As the tale goes, Jonah was commanded by God to go to the city of Ninevah and preach the message of repentance to the inhabitants there. Instead he boarded a ship headed the opposite direction. He did so because he did not want the Assyrians to repent, for the simple reason that he did not want them to be spared from the wrath of God. When a fierce storm endangered the ship due to Jonah’s disobedience, Jonah was voluntarily thrown overboard in order to spare the crew. It was at this time that he was allegedly swallowed by a great fish, where he remained for three days until the fish spat him out. Predictably enough, Jonah then went to Ninevah where he successfully persuaded the people of Ninevah to repent of their alleged wrong doings. Oddly enough, Jonah was angry that the people responded positively to his message. Jonah was so hung up on the concepts of justice and punishment that he merely could not rejoice in the well being of the Assyrian people.
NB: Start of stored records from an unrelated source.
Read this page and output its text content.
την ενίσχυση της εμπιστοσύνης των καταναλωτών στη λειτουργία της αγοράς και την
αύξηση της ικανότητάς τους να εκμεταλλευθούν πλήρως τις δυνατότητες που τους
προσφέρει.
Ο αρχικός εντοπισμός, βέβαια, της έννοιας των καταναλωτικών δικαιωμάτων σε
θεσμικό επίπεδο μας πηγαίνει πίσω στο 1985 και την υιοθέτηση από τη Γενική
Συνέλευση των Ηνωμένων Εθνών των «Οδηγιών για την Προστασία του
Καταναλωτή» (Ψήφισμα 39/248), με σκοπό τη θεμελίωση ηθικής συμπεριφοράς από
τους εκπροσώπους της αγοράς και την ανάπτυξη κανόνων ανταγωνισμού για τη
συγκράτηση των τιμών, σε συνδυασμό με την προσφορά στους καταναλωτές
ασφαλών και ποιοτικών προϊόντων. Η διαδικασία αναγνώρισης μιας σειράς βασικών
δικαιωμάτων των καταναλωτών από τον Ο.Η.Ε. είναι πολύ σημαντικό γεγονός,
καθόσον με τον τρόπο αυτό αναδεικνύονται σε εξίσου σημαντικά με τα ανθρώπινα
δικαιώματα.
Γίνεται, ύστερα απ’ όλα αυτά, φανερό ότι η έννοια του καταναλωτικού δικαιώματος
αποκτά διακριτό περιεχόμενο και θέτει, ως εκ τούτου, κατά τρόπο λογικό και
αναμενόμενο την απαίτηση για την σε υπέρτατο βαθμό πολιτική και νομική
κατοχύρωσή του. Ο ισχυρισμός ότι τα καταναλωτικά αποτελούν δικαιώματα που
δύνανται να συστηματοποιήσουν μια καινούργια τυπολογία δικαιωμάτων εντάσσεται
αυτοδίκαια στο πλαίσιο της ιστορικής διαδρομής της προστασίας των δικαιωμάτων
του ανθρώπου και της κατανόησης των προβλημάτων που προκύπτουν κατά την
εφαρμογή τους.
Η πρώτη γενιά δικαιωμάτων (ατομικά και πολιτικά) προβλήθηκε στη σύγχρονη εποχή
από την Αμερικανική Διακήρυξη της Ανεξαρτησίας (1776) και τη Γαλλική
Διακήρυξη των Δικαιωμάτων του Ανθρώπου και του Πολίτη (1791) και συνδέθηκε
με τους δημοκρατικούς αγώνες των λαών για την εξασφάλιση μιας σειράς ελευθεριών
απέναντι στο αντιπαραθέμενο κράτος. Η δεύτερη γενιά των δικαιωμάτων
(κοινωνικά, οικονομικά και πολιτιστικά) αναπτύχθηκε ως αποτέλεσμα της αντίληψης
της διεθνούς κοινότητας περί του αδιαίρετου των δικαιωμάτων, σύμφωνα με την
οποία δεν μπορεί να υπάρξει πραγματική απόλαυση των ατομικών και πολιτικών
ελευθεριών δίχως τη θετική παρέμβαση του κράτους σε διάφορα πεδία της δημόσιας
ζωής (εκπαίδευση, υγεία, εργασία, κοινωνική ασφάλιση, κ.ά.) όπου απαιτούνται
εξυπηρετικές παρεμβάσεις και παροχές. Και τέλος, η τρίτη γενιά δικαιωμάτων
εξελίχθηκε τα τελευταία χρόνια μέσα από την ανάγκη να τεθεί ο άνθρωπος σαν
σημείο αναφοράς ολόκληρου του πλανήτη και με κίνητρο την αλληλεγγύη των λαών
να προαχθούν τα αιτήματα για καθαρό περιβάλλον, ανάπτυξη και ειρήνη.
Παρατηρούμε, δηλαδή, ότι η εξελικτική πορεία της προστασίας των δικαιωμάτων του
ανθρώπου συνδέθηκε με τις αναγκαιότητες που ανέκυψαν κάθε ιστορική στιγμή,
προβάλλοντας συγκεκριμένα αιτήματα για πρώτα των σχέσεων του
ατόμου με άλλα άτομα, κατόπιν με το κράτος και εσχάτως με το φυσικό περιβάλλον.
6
Fromm rightly observes that though Jonah was a man of law and order, that he was deficient with regards to the concept of love. This is evidenced by his prejudiced attitude and partial perspective towards the Assyrians. Jonah did not maintain an objective concern for the well being of the inhabitants of Ninevah. Thus Jonah did not love the Assyrian people.

Fromm furthermore notes that by not taking responsibility for the well being of the Ninevites when the opportunity originally availed itself that Jonah had already manifested his deficiency with regards to the concept of love. In other words, when Jonah disobeyed God’s directive he revealed a lack of willingness to be responsible for the well being of the Assyrian people. And according to Fromm, one of the basic qualities of love is to be ready and willing to respond to the needs of others as per circumstantial situations.

To feel a sense of responsibility for the well being of all people then is to love objectively. And an objective care and concern for the well being of others is manifested when people respond actively to the needs of others. Jonah’s refusal to respond to the needs of the people of Ninevah then revealed his lack of objective concern for the well being of the Assyrian people. Hence, the tale of Jonah serves as a prime example of one who was deficient as to the concept of love.

A third element of love as noted by Fromm is respect. Respect being a consistent recognition that each person has rights, feelings, and needs which are unique to that particular individual. Though such qualities are unique to the individual person, objective recognition of such as innate qualities shared by everyone is the basis for having respect for others. In essence, respect entails recognizing and supporting any given individual person as an autonomous being who has the right to freedom and liberty, so long as the exercise thereof does not disrespect another.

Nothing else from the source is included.